Il lavoro di Giovanni Petronio si colloca, oggi, come uno dei più alti esempi di storiografia civile applicata a un evento traumatico del nostro passato recente. La sua ricerca non si limita a ricostruire i fatti: li interroga, li mette in relazione con un sistema di incuria e di marginalizzazione, li restituisce come ferita ancora aperta nel tessuto della nazione. Senza il suo impegno costante, solitario e tenace, la Fiumarella sarebbe probabilmente rimasta confinata a una memoria locale, trasmessa a bassa voce, priva di riconoscimento pubblico.

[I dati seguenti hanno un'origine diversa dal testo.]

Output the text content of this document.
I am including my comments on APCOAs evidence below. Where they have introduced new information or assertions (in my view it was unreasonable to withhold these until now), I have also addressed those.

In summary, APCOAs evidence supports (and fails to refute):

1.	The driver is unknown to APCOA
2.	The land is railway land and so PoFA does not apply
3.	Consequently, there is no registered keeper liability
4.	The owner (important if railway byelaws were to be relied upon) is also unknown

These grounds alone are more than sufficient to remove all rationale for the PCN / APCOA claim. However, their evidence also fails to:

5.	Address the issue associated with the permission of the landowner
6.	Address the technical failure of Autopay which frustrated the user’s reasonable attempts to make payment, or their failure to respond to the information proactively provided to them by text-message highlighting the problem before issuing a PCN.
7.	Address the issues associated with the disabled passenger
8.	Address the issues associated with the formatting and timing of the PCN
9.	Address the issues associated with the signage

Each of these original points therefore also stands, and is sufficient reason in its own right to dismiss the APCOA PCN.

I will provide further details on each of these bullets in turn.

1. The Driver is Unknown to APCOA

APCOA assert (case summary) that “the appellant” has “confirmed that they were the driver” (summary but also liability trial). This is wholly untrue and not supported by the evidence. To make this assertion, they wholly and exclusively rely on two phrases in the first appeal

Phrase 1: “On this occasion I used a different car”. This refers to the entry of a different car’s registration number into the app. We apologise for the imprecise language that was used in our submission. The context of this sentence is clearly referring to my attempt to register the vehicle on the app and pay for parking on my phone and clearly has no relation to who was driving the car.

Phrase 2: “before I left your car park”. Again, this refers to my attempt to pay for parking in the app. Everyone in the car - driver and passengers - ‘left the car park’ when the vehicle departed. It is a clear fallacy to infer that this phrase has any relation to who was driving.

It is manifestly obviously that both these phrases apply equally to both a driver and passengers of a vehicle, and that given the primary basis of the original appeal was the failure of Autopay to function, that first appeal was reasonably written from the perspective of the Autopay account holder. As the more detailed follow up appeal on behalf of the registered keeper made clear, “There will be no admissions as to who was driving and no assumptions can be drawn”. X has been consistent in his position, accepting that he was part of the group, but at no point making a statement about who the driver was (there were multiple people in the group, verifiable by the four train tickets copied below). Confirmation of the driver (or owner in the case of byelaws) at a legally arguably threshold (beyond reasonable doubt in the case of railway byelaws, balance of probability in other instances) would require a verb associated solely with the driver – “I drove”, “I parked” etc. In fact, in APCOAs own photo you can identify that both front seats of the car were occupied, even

È auspicabile – ed è doveroso – che questo lavoro trovi finalmente ascolto e legittimazione a livello nazionale, perché la tragedia della Fiumarella non appartiene solo alla Calabria o alle comunità del Reventino, ma all’Italia intera. Finché essa non sarà riconosciuta come parte integrante della nostra storia collettiva, continueremo a perpetuare una gerarchia del dolore e della memoria.

Ricordare la Fiumarella significa affermare che nessuna vita è periferica, che nessuna morte è minore, che la storia esiste solo nella misura in cui viene narrata, custodita e trasmessa. È nella speranza che questa tragedia trovi finalmente uno spazio stabile e consapevole nella storia italiana che il lavoro di Giovanni Petronio si consegna alle generazioni presenti e future: come monito, come testimonianza, come atto di giustizia tardiva ma necessaria.